Hablar de derechos de infancias y adolescencias puede revestir una tarea compleja, principalmente porque en el imaginario colectivo todos hemos comprendido lo que significa que niñas, niños y adolescentes tengan derechos frente a otras personas e incluso frente al Estado.
Consideramos que somos una sociedad justa y empática con ellos, principalmente porque nos producen tanta ternura y ganas de protegerlos, y creemos que esa es efectivamente nuestra y su realidad.
Sin embargo, no es así.
Siete de cada diez niñas, niños y adolescentes han sufrido, y siguen sufriendo, algún tipo de violencia. Van en aumento los delitos sexuales cometidos contra este grupo poblacional, y el número de infancias y adolescencias que han sido privadas de la vida ha alcanzado en los últimos años un porcentaje aterrador.
Según datos publicados por REDIM (Red por los Derechos de la Infancia en México), «únicamente en 2023, 2,319 personas de entre 0 y 17 años fueron víctimas de homicidio a nivel nacional, de acuerdo a las cifras de incidencia delictiva del fuero común 2015-2023 que publica el SESNSP».
Hay un promedio de 500 niños en albergues públicos y privados que han sido separados de sus familias por causa de vulneraciones graves a su integridad. Con tan solo estos datos, ¿podemos decir que entendemos que niñas, niños y adolescentes tienen derechos?
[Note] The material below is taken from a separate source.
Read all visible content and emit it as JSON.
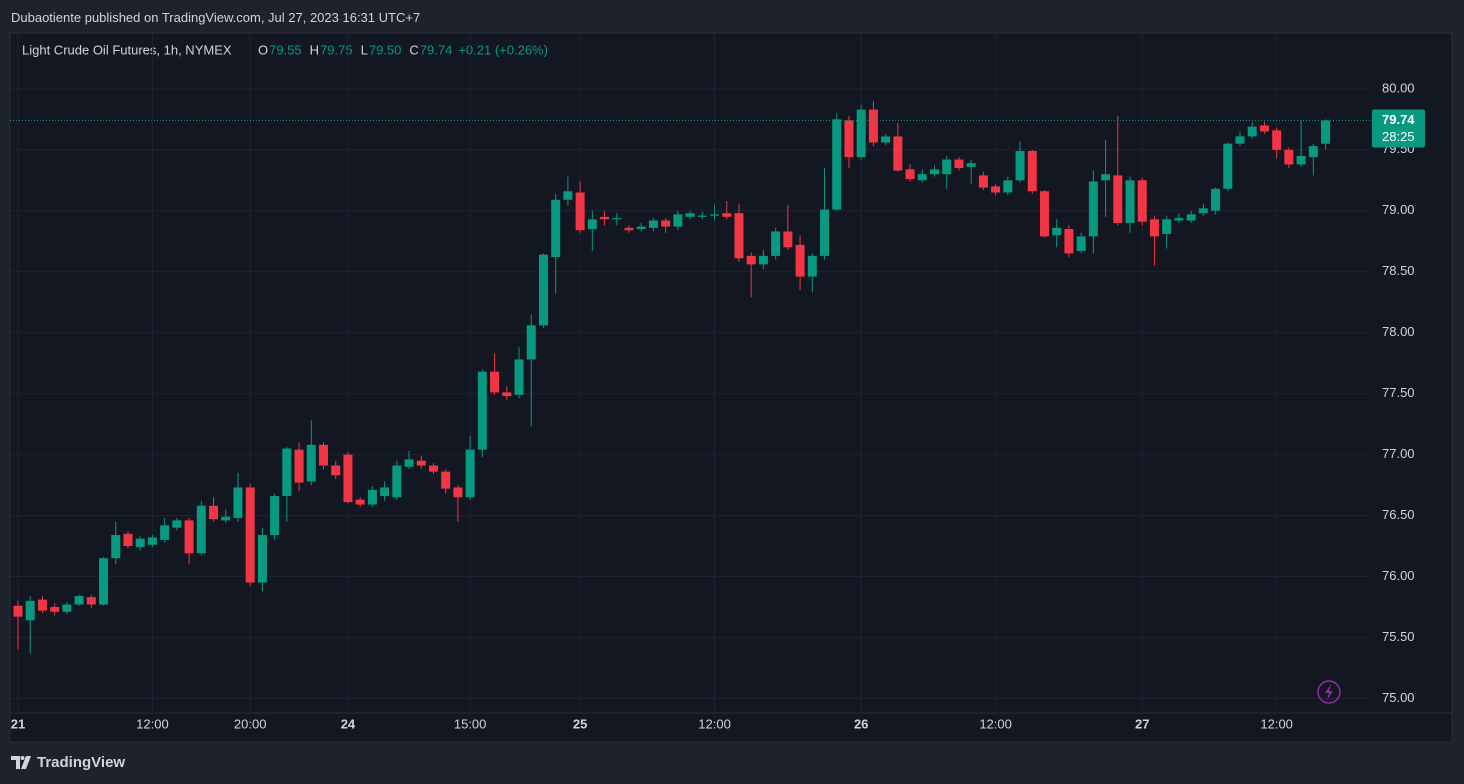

En noviembre de 1989 se firmó la llamada Convención de los Derechos del Niño de la ONU (hoy debemos referirnos de forma más inclusiva: son derechos de la niñez).
El aporte más significativo de dicho documento normativo estriba en reconocer la titularidad de derechos a este grupo etario.
Sin embargo, es muy pertinente que nos preguntemos: ¿Qué significa que niñas y niños sean titulares de derechos? ¿Qué elementos conlleva y a quiénes vincula?
Para ejemplificar, podríamos comenzar por recordar lo que significaba la patria potestad y cómo ello representaba el poder sobre los hijos, negando cualquier tipo de autonomía y reconocimiento frente al derecho de los padres.
A lo largo de la historia, una perspectiva de la infancia invisibilizada, anegada en derechos, dejaba a los padres el ejercicio de la patria potestad sobre la persona y bienes de hijas e hijos —defino la institución según lo establecido en el artículo 413 del Código Civil de Nuevo León—.
Esta definición, que se repite en casi todos los ordenamientos civiles o familiares, nos arroja la idea de un cúmulo de potestades que tiene una persona sobre otra, en pocas palabras, el ejercicio de poder.
Sin embargo, desde la visión de los derechos humanos de niñas, niños y adolescentes, asumida internacionalmente desde 1989, hemos estado transitando —en atención a que aún estamos en ese camino— desde una perspectiva tutelar a una denominada garantista, llamada “perspectiva de la protección integral”.
Ello significa que, frente a los derechos paternos, se deben reconocer derechos autónomos de los hijos e hijas, lo que nos lleva al entendimiento de un reconocimiento, no solo desde la perspectiva del derecho privado, sino desde la óptica de la protección de derechos constitucionales y humanos, reconocidos de forma literal en el ordenamiento.
Por tanto, si el derecho del ejercicio de la patria potestad colisionara con el derecho autónomo de una hija o hijo, el justiciable deberá analizar con base en derechos autónomos, y no con base en una perspectiva de desigualdad con base en el poder.
Dicho en otras palabras, si una niña, niño o adolescente se ve vulnerado en sus derechos autónomos, deberá atenderse a la protección de dichos derechos, los cuales ya han sido reconocidos y son vinculantes para el Estado Mexicano.
Ahora bien, esta titularidad de derechos ha obligado al Estado a crear mecanismos que generen las vías óptimas para la garantía de derechos. El reconocimiento ya es una realidad; las garantías, no tanto.
Es menester que, a partir de la definición de los derechos de niñas, niños y adolescentes, el Sistema Integral de Protección de Derechos de Niñas, Niños y Adolescentes (SIPINNA), creado por ley en los tres órdenes de gobierno, pueda eficientar o, en su caso, crear la política pública que permita aplicar materialmente toda una estrategia, primero para visibilizar y después para garantizar todos y cada uno de los derechos de este grupo al que nos referimos.
Finalmente, no se olvide: no estamos trabajando para crear una sociedad mejor en 15 años, estamos trabajando para que los derechos se vean, se reconozcan, se garanticen hoy que las niñas, niños y adolescentes lo son. Porque, justamente, tienen el derecho, y si ello nos lleva de forma natural a mejorar la sociedad, pues que así sea.